Ekonominin yapısal sorunları iyice kangrenleşiyor. Temel ekonomik göstergelere baktığınızda dünyadan kopuk bir şekilde bir türbülansın içinde olduğumuz ve bir fırtınaya doğru sürüklendiğimiz görüntüsü var. Enflasyon oranı, bize benzeyen ülkelerin 4 katı. Türk Liramız dünyanın en çok değer kaybeden paraları arasında. Döviz kurunun fırlaması ve yüksek enflasyon faizleri yukarı çekiyor. Çifte açık sorunu ile karşı karşıyayız. Hem cari açık hem bütçe açığı veriyoruz. 2017 yılında ilk dokuz ayda cari açık 31 milyar doları geçti, on aylık bütçe açığı 34 milyar TL'ye ulaştı. Kurlar bu kadar yükselmiş olmasına rağmen cari açık artmaya devam ediyor. Buna bir de yüksek dış borç ödemelerini ekleyin; ekonominin ayakta kalabilmesi için yüklü miktarda dış kaynağa ihtiyacı var. Ama Türkiye'yi dünyanın en kırılgan, en riskli ülkelerinden birisi yaptıkları için yeterli dış kaynak da gelmiyor. Gelen de sadece yüksek faize geliyor.

 

"BÜYÜME RAKAMLARI NE KADAR DOĞRU?"

Bununla birlikte Kılıçdaroğlu, TÜİK'in yeni milli gelir hesaplama yöntemi konusunda ikna edici bir performans sergilemediğini söyledi.

Kılıçdaroğlu, "Evet Türkiye'nin büyümesi görünürde sevindirici bir gelişme. Ancak burada birkaç konuyu hatırlatmakta fayda var. Öncelikle büyüme rakamları ne kadar doğru? TÜİK verilerine sadece biz değil saygın hiçbir ekonomist güvenmiyor. Bu konuda çok ciddi tartışmalar var. Biz de bu tartışmaları yakından izliyoruz." dedi. Kılıçdaroğlu'nun büyüme verilerine dair değerlendirmeleri şu ifadelerle devam etti:

"TÜİK yeni milli gelir hesaplama yöntemleri konusunda ikna edici bir performans sergilemedi. İnşaat ile büyüdük diyorlar. İnşaat büyüdüyse inşaat sektörü girdilerinin büyümesi gerekir. Bu büyümeyi göremiyoruz. Girdi çıktı tablolarını açıklayamıyorlar.
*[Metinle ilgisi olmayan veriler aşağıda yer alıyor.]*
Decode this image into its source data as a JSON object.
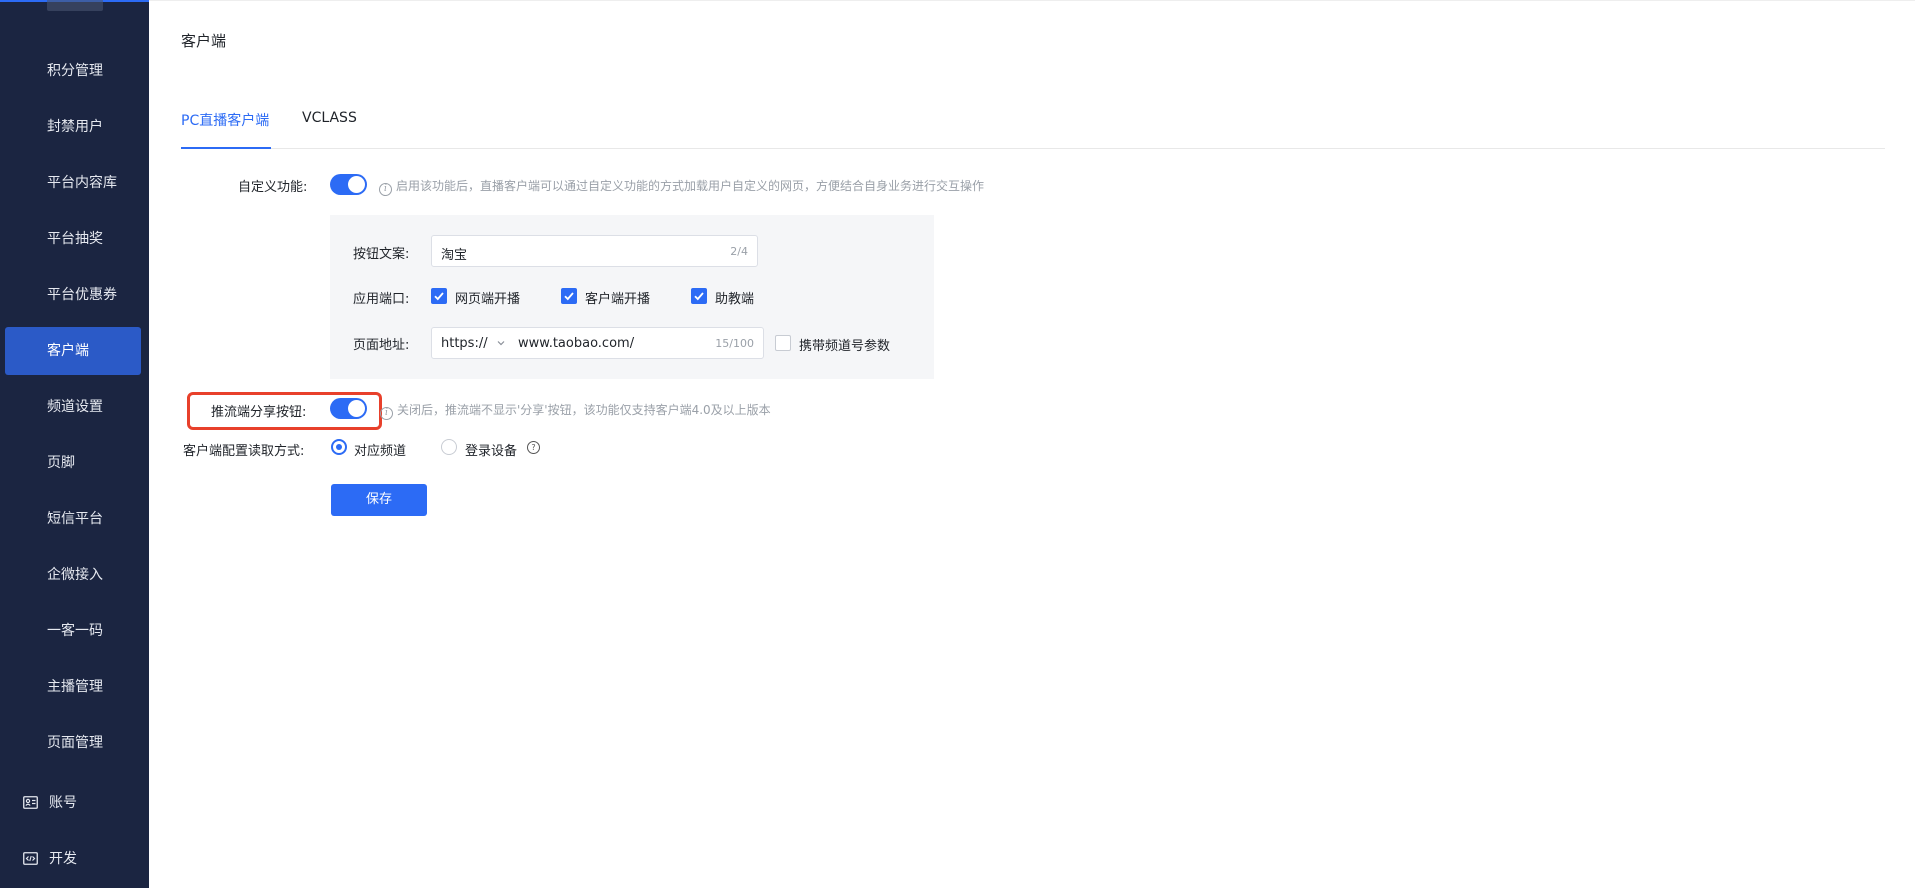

Sanayi endeksi rakamları ile büyüme rakamları arasında kopukluk var. Sanayi rakamları hala eski seriyle takip ediliyor. TÜİK tasarrufların arttığını iddia ediyor ancak borçlanmalarda kırılan rekorlar bu iddiayı tartışmalı hale getiriyor.
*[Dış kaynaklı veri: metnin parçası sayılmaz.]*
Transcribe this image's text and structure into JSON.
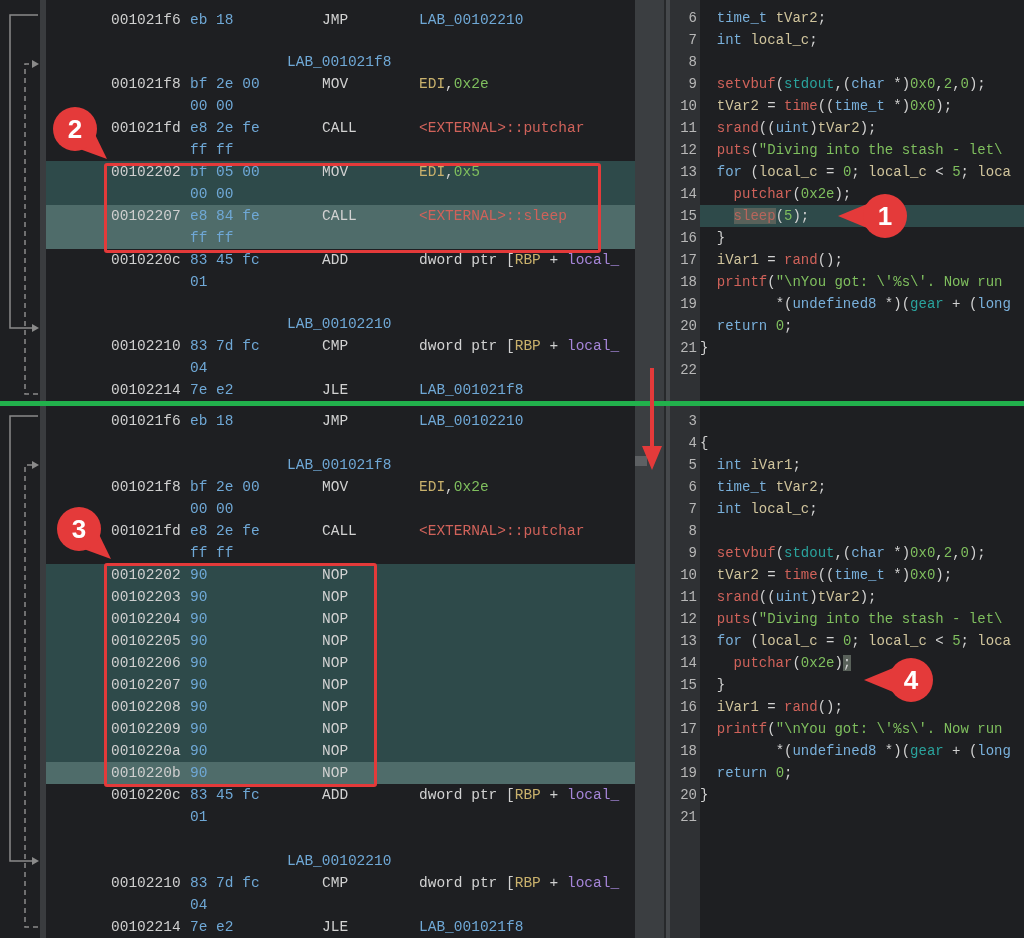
{
  "panes": [
    {
      "listing": {
        "rows": [
          {
            "kind": "instruction",
            "address": "001021f6",
            "bytes": [
              "eb 18"
            ],
            "mnemonic": "JMP",
            "operands": [
              {
                "text": "LAB_00102210",
                "kind": "label"
              }
            ],
            "selected": false,
            "cursor": false
          },
          {
            "kind": "blank",
            "selected": false,
            "cursor": false
          },
          {
            "kind": "label",
            "text": "LAB_001021f8",
            "selected": false,
            "cursor": false
          },
          {
            "kind": "instruction",
            "address": "001021f8",
            "bytes": [
              "bf 2e 00",
              "00 00"
            ],
            "mnemonic": "MOV",
            "operands": [
              {
                "text": "EDI",
                "kind": "register"
              },
              {
                "text": ",",
                "kind": "plain"
              },
              {
                "text": "0x2e",
                "kind": "number"
              }
            ],
            "selected": false,
            "cursor": false
          },
          {
            "kind": "instruction",
            "address": "001021fd",
            "bytes": [
              "e8 2e fe",
              "ff ff"
            ],
            "mnemonic": "CALL",
            "operands": [
              {
                "text": "<EXTERNAL>::putchar",
                "kind": "external"
              }
            ],
            "selected": false,
            "cursor": false
          },
          {
            "kind": "instruction",
            "address": "00102202",
            "bytes": [
              "bf 05 00",
              "00 00"
            ],
            "mnemonic": "MOV",
            "operands": [
              {
                "text": "EDI",
                "kind": "register"
              },
              {
                "text": ",",
                "kind": "plain"
              },
              {
                "text": "0x5",
                "kind": "number"
              }
            ],
            "selected": true,
            "cursor": false
          },
          {
            "kind": "instruction",
            "address": "00102207",
            "bytes": [
              "e8 84 fe",
              "ff ff"
            ],
            "mnemonic": "CALL",
            "operands": [
              {
                "text": "<EXTERNAL>::sleep",
                "kind": "external"
              }
            ],
            "selected": true,
            "cursor": true
          },
          {
            "kind": "instruction",
            "address": "0010220c",
            "bytes": [
              "83 45 fc",
              "01"
            ],
            "mnemonic": "ADD",
            "operands": [
              {
                "text": "dword ptr [",
                "kind": "plain"
              },
              {
                "text": "RBP",
                "kind": "register"
              },
              {
                "text": " + ",
                "kind": "plain"
              },
              {
                "text": "local_",
                "kind": "variable"
              }
            ],
            "selected": false,
            "cursor": false
          },
          {
            "kind": "blank",
            "selected": false,
            "cursor": false
          },
          {
            "kind": "label",
            "text": "LAB_00102210",
            "selected": false,
            "cursor": false
          },
          {
            "kind": "instruction",
            "address": "00102210",
            "bytes": [
              "83 7d fc",
              "04"
            ],
            "mnemonic": "CMP",
            "operands": [
              {
                "text": "dword ptr [",
                "kind": "plain"
              },
              {
                "text": "RBP",
                "kind": "register"
              },
              {
                "text": " + ",
                "kind": "plain"
              },
              {
                "text": "local_",
                "kind": "variable"
              }
            ],
            "selected": false,
            "cursor": false
          },
          {
            "kind": "instruction",
            "address": "00102214",
            "bytes": [
              "7e e2"
            ],
            "mnemonic": "JLE",
            "operands": [
              {
                "text": "LAB_001021f8",
                "kind": "label"
              }
            ],
            "selected": false,
            "cursor": false
          }
        ]
      },
      "decompiler": {
        "lines": [
          {
            "number": "6",
            "selected": false,
            "tokens": [
              {
                "text": "  time_t",
                "kind": "type"
              },
              {
                "text": " tVar2",
                "kind": "var"
              },
              {
                "text": ";",
                "kind": "plain"
              }
            ]
          },
          {
            "number": "7",
            "selected": false,
            "tokens": [
              {
                "text": "  int",
                "kind": "type"
              },
              {
                "text": " local_c",
                "kind": "var"
              },
              {
                "text": ";",
                "kind": "plain"
              }
            ]
          },
          {
            "number": "8",
            "selected": false
          },
          {
            "number": "9",
            "selected": false,
            "tokens": [
              {
                "text": "  setvbuf",
                "kind": "func"
              },
              {
                "text": "(",
                "kind": "plain"
              },
              {
                "text": "stdout",
                "kind": "global"
              },
              {
                "text": ",(",
                "kind": "plain"
              },
              {
                "text": "char",
                "kind": "type"
              },
              {
                "text": " *)",
                "kind": "plain"
              },
              {
                "text": "0x0",
                "kind": "number"
              },
              {
                "text": ",",
                "kind": "plain"
              },
              {
                "text": "2",
                "kind": "number"
              },
              {
                "text": ",",
                "kind": "plain"
              },
              {
                "text": "0",
                "kind": "number"
              },
              {
                "text": ");",
                "kind": "plain"
              }
            ]
          },
          {
            "number": "10",
            "selected": false,
            "tokens": [
              {
                "text": "  tVar2",
                "kind": "var"
              },
              {
                "text": " =",
                "kind": "plain"
              },
              {
                "text": " time",
                "kind": "func"
              },
              {
                "text": "((",
                "kind": "plain"
              },
              {
                "text": "time_t",
                "kind": "type"
              },
              {
                "text": " *)",
                "kind": "plain"
              },
              {
                "text": "0x0",
                "kind": "number"
              },
              {
                "text": ");",
                "kind": "plain"
              }
            ]
          },
          {
            "number": "11",
            "selected": false,
            "tokens": [
              {
                "text": "  srand",
                "kind": "func"
              },
              {
                "text": "((",
                "kind": "plain"
              },
              {
                "text": "uint",
                "kind": "type"
              },
              {
                "text": ")",
                "kind": "plain"
              },
              {
                "text": "tVar2",
                "kind": "var"
              },
              {
                "text": ");",
                "kind": "plain"
              }
            ]
          },
          {
            "number": "12",
            "selected": false,
            "tokens": [
              {
                "text": "  puts",
                "kind": "func"
              },
              {
                "text": "(",
                "kind": "plain"
              },
              {
                "text": "\"Diving into the stash - let\\",
                "kind": "string"
              }
            ]
          },
          {
            "number": "13",
            "selected": false,
            "tokens": [
              {
                "text": "  for",
                "kind": "type"
              },
              {
                "text": " (",
                "kind": "plain"
              },
              {
                "text": "local_c",
                "kind": "var"
              },
              {
                "text": " =",
                "kind": "plain"
              },
              {
                "text": " 0",
                "kind": "number"
              },
              {
                "text": ";",
                "kind": "plain"
              },
              {
                "text": " local_c",
                "kind": "var"
              },
              {
                "text": " <",
                "kind": "plain"
              },
              {
                "text": " 5",
                "kind": "number"
              },
              {
                "text": ";",
                "kind": "plain"
              },
              {
                "text": " loca",
                "kind": "var"
              }
            ]
          },
          {
            "number": "14",
            "selected": false,
            "tokens": [
              {
                "text": "    putchar",
                "kind": "func"
              },
              {
                "text": "(",
                "kind": "plain"
              },
              {
                "text": "0x2e",
                "kind": "number"
              },
              {
                "text": ");",
                "kind": "plain"
              }
            ]
          },
          {
            "number": "15",
            "selected": true,
            "tokens": [
              {
                "text": "    sleep",
                "kind": "markedfunc"
              },
              {
                "text": "(",
                "kind": "plain"
              },
              {
                "text": "5",
                "kind": "number"
              },
              {
                "text": ");",
                "kind": "plain"
              }
            ]
          },
          {
            "number": "16",
            "selected": false,
            "tokens": [
              {
                "text": "  }",
                "kind": "plain"
              }
            ]
          },
          {
            "number": "17",
            "selected": false,
            "tokens": [
              {
                "text": "  iVar1",
                "kind": "var"
              },
              {
                "text": " =",
                "kind": "plain"
              },
              {
                "text": " rand",
                "kind": "func"
              },
              {
                "text": "();",
                "kind": "plain"
              }
            ]
          },
          {
            "number": "18",
            "selected": false,
            "tokens": [
              {
                "text": "  printf",
                "kind": "func"
              },
              {
                "text": "(",
                "kind": "plain"
              },
              {
                "text": "\"\\nYou got: \\'%s\\'. Now run",
                "kind": "string"
              }
            ]
          },
          {
            "number": "19",
            "selected": false,
            "tokens": [
              {
                "text": "         *(",
                "kind": "plain"
              },
              {
                "text": "undefined8",
                "kind": "type"
              },
              {
                "text": " *)(",
                "kind": "plain"
              },
              {
                "text": "gear",
                "kind": "global"
              },
              {
                "text": " + (",
                "kind": "plain"
              },
              {
                "text": "long",
                "kind": "type"
              }
            ]
          },
          {
            "number": "20",
            "selected": false,
            "tokens": [
              {
                "text": "  return",
                "kind": "type"
              },
              {
                "text": " 0",
                "kind": "number"
              },
              {
                "text": ";",
                "kind": "plain"
              }
            ]
          },
          {
            "number": "21",
            "selected": false,
            "tokens": [
              {
                "text": "}",
                "kind": "plain"
              }
            ]
          },
          {
            "number": "22",
            "selected": false
          }
        ]
      }
    },
    {
      "listing": {
        "rows": [
          {
            "kind": "instruction",
            "address": "001021f6",
            "bytes": [
              "eb 18"
            ],
            "mnemonic": "JMP",
            "operands": [
              {
                "text": "LAB_00102210",
                "kind": "label"
              }
            ],
            "selected": false,
            "cursor": false
          },
          {
            "kind": "blank",
            "selected": false,
            "cursor": false
          },
          {
            "kind": "label",
            "text": "LAB_001021f8",
            "selected": false,
            "cursor": false
          },
          {
            "kind": "instruction",
            "address": "001021f8",
            "bytes": [
              "bf 2e 00",
              "00 00"
            ],
            "mnemonic": "MOV",
            "operands": [
              {
                "text": "EDI",
                "kind": "register"
              },
              {
                "text": ",",
                "kind": "plain"
              },
              {
                "text": "0x2e",
                "kind": "number"
              }
            ],
            "selected": false,
            "cursor": false
          },
          {
            "kind": "instruction",
            "address": "001021fd",
            "bytes": [
              "e8 2e fe",
              "ff ff"
            ],
            "mnemonic": "CALL",
            "operands": [
              {
                "text": "<EXTERNAL>::putchar",
                "kind": "external"
              }
            ],
            "selected": false,
            "cursor": false
          },
          {
            "kind": "instruction",
            "address": "00102202",
            "bytes": [
              "90"
            ],
            "mnemonic": "NOP",
            "selected": true,
            "cursor": false
          },
          {
            "kind": "instruction",
            "address": "00102203",
            "bytes": [
              "90"
            ],
            "mnemonic": "NOP",
            "selected": true,
            "cursor": false
          },
          {
            "kind": "instruction",
            "address": "00102204",
            "bytes": [
              "90"
            ],
            "mnemonic": "NOP",
            "selected": true,
            "cursor": false
          },
          {
            "kind": "instruction",
            "address": "00102205",
            "bytes": [
              "90"
            ],
            "mnemonic": "NOP",
            "selected": true,
            "cursor": false
          },
          {
            "kind": "instruction",
            "address": "00102206",
            "bytes": [
              "90"
            ],
            "mnemonic": "NOP",
            "selected": true,
            "cursor": false
          },
          {
            "kind": "instruction",
            "address": "00102207",
            "bytes": [
              "90"
            ],
            "mnemonic": "NOP",
            "selected": true,
            "cursor": false
          },
          {
            "kind": "instruction",
            "address": "00102208",
            "bytes": [
              "90"
            ],
            "mnemonic": "NOP",
            "selected": true,
            "cursor": false
          },
          {
            "kind": "instruction",
            "address": "00102209",
            "bytes": [
              "90"
            ],
            "mnemonic": "NOP",
            "selected": true,
            "cursor": false
          },
          {
            "kind": "instruction",
            "address": "0010220a",
            "bytes": [
              "90"
            ],
            "mnemonic": "NOP",
            "selected": true,
            "cursor": false
          },
          {
            "kind": "instruction",
            "address": "0010220b",
            "bytes": [
              "90"
            ],
            "mnemonic": "NOP",
            "selected": true,
            "cursor": true
          },
          {
            "kind": "instruction",
            "address": "0010220c",
            "bytes": [
              "83 45 fc",
              "01"
            ],
            "mnemonic": "ADD",
            "operands": [
              {
                "text": "dword ptr [",
                "kind": "plain"
              },
              {
                "text": "RBP",
                "kind": "register"
              },
              {
                "text": " + ",
                "kind": "plain"
              },
              {
                "text": "local_",
                "kind": "variable"
              }
            ],
            "selected": false,
            "cursor": false
          },
          {
            "kind": "blank",
            "selected": false,
            "cursor": false
          },
          {
            "kind": "label",
            "text": "LAB_00102210",
            "selected": false,
            "cursor": false
          },
          {
            "kind": "instruction",
            "address": "00102210",
            "bytes": [
              "83 7d fc",
              "04"
            ],
            "mnemonic": "CMP",
            "operands": [
              {
                "text": "dword ptr [",
                "kind": "plain"
              },
              {
                "text": "RBP",
                "kind": "register"
              },
              {
                "text": " + ",
                "kind": "plain"
              },
              {
                "text": "local_",
                "kind": "variable"
              }
            ],
            "selected": false,
            "cursor": false
          },
          {
            "kind": "instruction",
            "address": "00102214",
            "bytes": [
              "7e e2"
            ],
            "mnemonic": "JLE",
            "operands": [
              {
                "text": "LAB_001021f8",
                "kind": "label"
              }
            ],
            "selected": false,
            "cursor": false
          }
        ]
      },
      "decompiler": {
        "lines": [
          {
            "number": "3",
            "selected": false
          },
          {
            "number": "4",
            "selected": false,
            "tokens": [
              {
                "text": "{",
                "kind": "plain"
              }
            ]
          },
          {
            "number": "5",
            "selected": false,
            "tokens": [
              {
                "text": "  int",
                "kind": "type"
              },
              {
                "text": " iVar1",
                "kind": "var"
              },
              {
                "text": ";",
                "kind": "plain"
              }
            ]
          },
          {
            "number": "6",
            "selected": false,
            "tokens": [
              {
                "text": "  time_t",
                "kind": "type"
              },
              {
                "text": " tVar2",
                "kind": "var"
              },
              {
                "text": ";",
                "kind": "plain"
              }
            ]
          },
          {
            "number": "7",
            "selected": false,
            "tokens": [
              {
                "text": "  int",
                "kind": "type"
              },
              {
                "text": " local_c",
                "kind": "var"
              },
              {
                "text": ";",
                "kind": "plain"
              }
            ]
          },
          {
            "number": "8",
            "selected": false
          },
          {
            "number": "9",
            "selected": false,
            "tokens": [
              {
                "text": "  setvbuf",
                "kind": "func"
              },
              {
                "text": "(",
                "kind": "plain"
              },
              {
                "text": "stdout",
                "kind": "global"
              },
              {
                "text": ",(",
                "kind": "plain"
              },
              {
                "text": "char",
                "kind": "type"
              },
              {
                "text": " *)",
                "kind": "plain"
              },
              {
                "text": "0x0",
                "kind": "number"
              },
              {
                "text": ",",
                "kind": "plain"
              },
              {
                "text": "2",
                "kind": "number"
              },
              {
                "text": ",",
                "kind": "plain"
              },
              {
                "text": "0",
                "kind": "number"
              },
              {
                "text": ");",
                "kind": "plain"
              }
            ]
          },
          {
            "number": "10",
            "selected": false,
            "tokens": [
              {
                "text": "  tVar2",
                "kind": "var"
              },
              {
                "text": " =",
                "kind": "plain"
              },
              {
                "text": " time",
                "kind": "func"
              },
              {
                "text": "((",
                "kind": "plain"
              },
              {
                "text": "time_t",
                "kind": "type"
              },
              {
                "text": " *)",
                "kind": "plain"
              },
              {
                "text": "0x0",
                "kind": "number"
              },
              {
                "text": ");",
                "kind": "plain"
              }
            ]
          },
          {
            "number": "11",
            "selected": false,
            "tokens": [
              {
                "text": "  srand",
                "kind": "func"
              },
              {
                "text": "((",
                "kind": "plain"
              },
              {
                "text": "uint",
                "kind": "type"
              },
              {
                "text": ")",
                "kind": "plain"
              },
              {
                "text": "tVar2",
                "kind": "var"
              },
              {
                "text": ");",
                "kind": "plain"
              }
            ]
          },
          {
            "number": "12",
            "selected": false,
            "tokens": [
              {
                "text": "  puts",
                "kind": "func"
              },
              {
                "text": "(",
                "kind": "plain"
              },
              {
                "text": "\"Diving into the stash - let\\",
                "kind": "string"
              }
            ]
          },
          {
            "number": "13",
            "selected": false,
            "tokens": [
              {
                "text": "  for",
                "kind": "type"
              },
              {
                "text": " (",
                "kind": "plain"
              },
              {
                "text": "local_c",
                "kind": "var"
              },
              {
                "text": " =",
                "kind": "plain"
              },
              {
                "text": " 0",
                "kind": "number"
              },
              {
                "text": ";",
                "kind": "plain"
              },
              {
                "text": " local_c",
                "kind": "var"
              },
              {
                "text": " <",
                "kind": "plain"
              },
              {
                "text": " 5",
                "kind": "number"
              },
              {
                "text": ";",
                "kind": "plain"
              },
              {
                "text": " loca",
                "kind": "var"
              }
            ]
          },
          {
            "number": "14",
            "selected": false,
            "tokens": [
              {
                "text": "    putchar",
                "kind": "func"
              },
              {
                "text": "(",
                "kind": "plain"
              },
              {
                "text": "0x2e",
                "kind": "number"
              },
              {
                "text": ")",
                "kind": "plain"
              },
              {
                "text": ";",
                "kind": "markedplain"
              }
            ]
          },
          {
            "number": "15",
            "selected": false,
            "tokens": [
              {
                "text": "  }",
                "kind": "plain"
              }
            ]
          },
          {
            "number": "16",
            "selected": false,
            "tokens": [
              {
                "text": "  iVar1",
                "kind": "var"
              },
              {
                "text": " =",
                "kind": "plain"
              },
              {
                "text": " rand",
                "kind": "func"
              },
              {
                "text": "();",
                "kind": "plain"
              }
            ]
          },
          {
            "number": "17",
            "selected": false,
            "tokens": [
              {
                "text": "  printf",
                "kind": "func"
              },
              {
                "text": "(",
                "kind": "plain"
              },
              {
                "text": "\"\\nYou got: \\'%s\\'. Now run",
                "kind": "string"
              }
            ]
          },
          {
            "number": "18",
            "selected": false,
            "tokens": [
              {
                "text": "         *(",
                "kind": "plain"
              },
              {
                "text": "undefined8",
                "kind": "type"
              },
              {
                "text": " *)(",
                "kind": "plain"
              },
              {
                "text": "gear",
                "kind": "global"
              },
              {
                "text": " + (",
                "kind": "plain"
              },
              {
                "text": "long",
                "kind": "type"
              }
            ]
          },
          {
            "number": "19",
            "selected": false,
            "tokens": [
              {
                "text": "  return",
                "kind": "type"
              },
              {
                "text": " 0",
                "kind": "number"
              },
              {
                "text": ";",
                "kind": "plain"
              }
            ]
          },
          {
            "number": "20",
            "selected": false,
            "tokens": [
              {
                "text": "}",
                "kind": "plain"
              }
            ]
          },
          {
            "number": "21",
            "selected": false
          }
        ]
      }
    }
  ],
  "annotations": [
    {
      "label": "1"
    },
    {
      "label": "2"
    },
    {
      "label": "3"
    },
    {
      "label": "4"
    }
  ]
}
Büyüme rakamı tartışmalarını bir tarafa bırakıp büyüme kalitesini tartışalım. Hatırlarsanız referandum öncesi çıkarılan bir dizi kanunla Kredi Garanti Fonu (KGF) uygulaması ile birlikte vergi ve SGK teşvikleri sağlandı. Bu tek seferlik çözümler ekonomide geçici bir rahatlama yarattı. Ancak bu pansuman tedavi sorunu ötelerken büyüttü. Sonuçta ekonomide sınırlı bir büyüme sağlandı ancak bu defa kamu maliyesi çöktü. Artan bütçe açığı ile birlikte bütçe açığını da aşan yetkisiz borçlanma faizleri sıçrattı. Kanunlara göre 2017'de en fazla 52 milyar TL borçlanma yetkileri varken TBMM'nin bütçe ile ilgili anayasal yetkilerini gasp ederek on ayda 73 milyar TL borçlandılar. Piyasada faizleri yükseltmek uğruna yapılan yetkisiz borçlanma sonucunda elde edilen tutar Merkez Bankası'nda tutuluyor. Bir felakete hazırlandıkları belli. KGF kaynaklı kredilerin hem bankacılık sektörü hem Hazine için yarattığı riskler de ayrı. Kredi mevduat dengesi hızla bozuluyor."